EntilZha / PyFunctional

Python library for creating data pipelines with chain functional programming
http://pyfunctional.pedro.ai
MIT License
2.4k stars 132 forks source link

Cache to file and auto-load from cache #169

Open hXtreme opened 2 years ago

hXtreme commented 2 years ago

It would be awesome if there was an easy way to cache results to a file and if the cache was found then load from the cache without recomputing.

To basically support the following usecase/api

# main.py

def expensive_function(x):
   """Consider an expensive to compute function"""
   print(x, end=" ")
   return x**2

s = seq([x for x in range(4)], cache_dir="/path/to/cache/dir")

expensive_result = s.map(expensive_function)\
    .with_caching(name="expensive_result")

expensive_result.for_each(lambda x: print(f"\n", x, end=""))

First run:

$ python main.py
0 1 2 3
0
1
4
9

Second run (the first run should have created the cache file which will now be used instead of recomputing the sequence expensive_result):

$ python main.py

0
1
4
9

Please let me know if you have any questions or would like some clarifications.


Loving the project so far, thanks for your effort!

EntilZha commented 2 years ago

Hi @hXtreme, thanks for the great idea! I'm generally open to PR contributions for good ideas, just don't have much time to implement new things myself.

On your idea, I have a few questions on how this might work. At a high level, the challenge is to (efficiently) detect when a result is cached versus not cached. You could do this I think at either the level of a pipeline stage (e.g., map(expensive_function) or for each individual element (so basically ergonomics on top of memoization). The challenge in the first case is knowing when the entire input has already been cached, without scanning it again. In the second case, does this amount to some ergonomics on top memoization that is serialized to disk? The second one could very well be nice to have, but would be great to get a bit more clarification around how the decision on whether to compute or use cache would be done.

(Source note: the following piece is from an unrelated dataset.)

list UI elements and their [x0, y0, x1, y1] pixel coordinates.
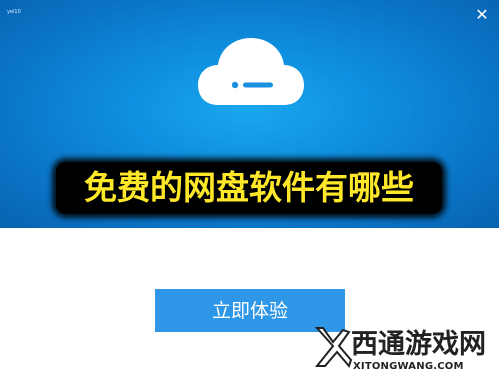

hXtreme commented 2 years ago

This is what I'd think it works like:

# Untested Code

from pathlib import Path
from typing import TypeVar

import dill
import functional as funct
from functional.pipeline import Sequence

T = TypeVar("T")

def with_caching(seq: Sequence[T], file: str, path: str = "~/.cache") -> Sequence[T]:
    path = Path(path)
    path.mkdir(exist_ok=True)
    cache_file = path / file
    if cache_file.exists():
        cache = dill.load(file=cache_file, ignore=False)
        return funct.seq(cache)
    else:
        results = seq.to_list()
        dill.dump(results, file=cache_file)
        return seq

This is an external function (because I don't know enough about PyFunctional to be able to modify it)

It is used as follows:

expensive_result = with_caching(s.map(expensive_function), file="expensive_result", path="./experiment-cache")

Hope this helps.

bmsan commented 2 years ago

I also like the idea but I think there are some things to take into account:

So the hashing should take into account the input that is processed at the caching point but also the code of the expensive_function.

I think JobLib does exactly what you are after taking into account all of the above: https://joblib.readthedocs.io/en/latest/memory.html

>>> cachedir = 'your_cache_location_directory'
>>> from joblib import Memory
>>> memory = Memory(cachedir, verbose=0)

>>> @memory.cache
... def f(x):
...     print('Running f(%s)' % x)
...     return x
stale[bot] commented 2 years ago

This issue has been automatically marked as stale because it has not had recent activity. It will be closed if no further activity occurs. Thank you for your contributions.